COPPOLA: Come on in man, come on in! That’s what doors are for!!
KEITEL: (sits nervously) I want to do at least one scene thru interpretive dance.
COPPOLA: Groovy. I love interpretive dance. (He gets up and starts to dance)
KEITEL: I’d also like to juggle chickens during the plantation dinner scene.
COPPOLA: Sure. (He sits down and starts juggling cigarette-lighters, and drops them all quite quickly) Sure, sure, I’m sure you can pull it off with practise. You, man. You. (beat) You.

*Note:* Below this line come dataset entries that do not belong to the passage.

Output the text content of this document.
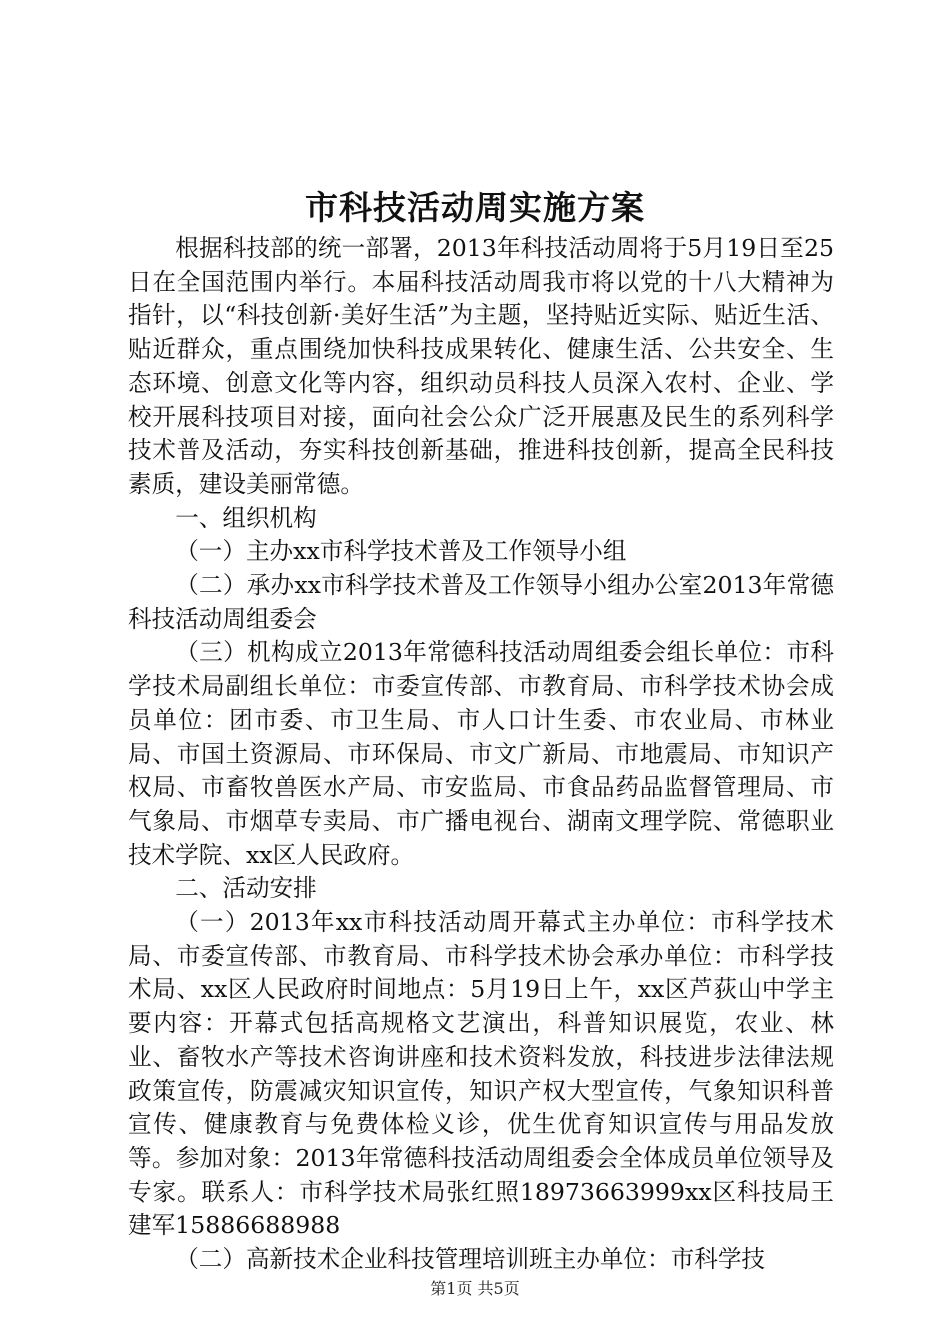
市科技活动周实施方案

根据科技部的统一部署，2013年科技活动周将于5月19日至25日在全国范围内举行。本届科技活动周我市将以党的十八大精神为指针，以“科技创新·美好生活”为主题，坚持贴近实际、贴近生活、贴近群众，重点围绕加快科技成果转化、健康生活、公共安全、生态环境、创意文化等内容，组织动员科技人员深入农村、企业、学校开展科技项目对接，面向社会公众广泛开展惠及民生的系列科学技术普及活动，夯实科技创新基础，推进科技创新，提高全民科技素质，建设美丽常德。

一、组织机构

（一）主办xx市科学技术普及工作领导小组

（二）承办xx市科学技术普及工作领导小组办公室2013年常德科技活动周组委会

（三）机构成立2013年常德科技活动周组委会组长单位：市科学技术局副组长单位：市委宣传部、市教育局、市科学技术协会成员单位：团市委、市卫生局、市人口计生委、市农业局、市林业局、市国土资源局、市环保局、市文广新局、市地震局、市知识产权局、市畜牧兽医水产局、市安监局、市食品药品监督管理局、市气象局、市烟草专卖局、市广播电视台、湖南文理学院、常德职业技术学院、xx区人民政府。

二、活动安排

（一）2013年xx市科技活动周开幕式主办单位：市科学技术局、市委宣传部、市教育局、市科学技术协会承办单位：市科学技术局、xx区人民政府时间地点：5月19日上午，xx区芦荻山中学主要内容：开幕式包括高规格文艺演出，科普知识展览，农业、林业、畜牧水产等技术咨询讲座和技术资料发放，科技进步法律法规政策宣传，防震减灾知识宣传，知识产权大型宣传，气象知识科普宣传、健康教育与免费体检义诊，优生优育知识宣传与用品发放等。参加对象：2013年常德科技活动周组委会全体成员单位领导及专家。联系人：市科学技术局张红照18973663999xx区科技局王建军15886688988

（二）高新技术企业科技管理培训班主办单位：市科学技

第1页 共5页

KEITEL: Yeaah. I, uh, I want to interpret Willard as a tomato filled with self-loathing at his hyphenated status who slowly learns to overcome his liminal status by embracing it. But only in alternating takes. The other takes – I’ll be a French mime.
COPPOLA: Interesting take on the character… Really ties in to the politics of it all.
KEITEL: I also have deep ethical issues with actually killing a cow with a machete.
COPPOLA: You’re fired.
KEITEL: Thank Christ. I was beginning to think I’d never push you over the edge.

Keitel pulls his cloak around him while he stands up and disappears in a puff of smoke. Coppola observes this without emotion, but eventually starts to look askance.

COPPOLA: I’m requesting an espresso machine gets flown in first thing or we’re never going to get any work done around here.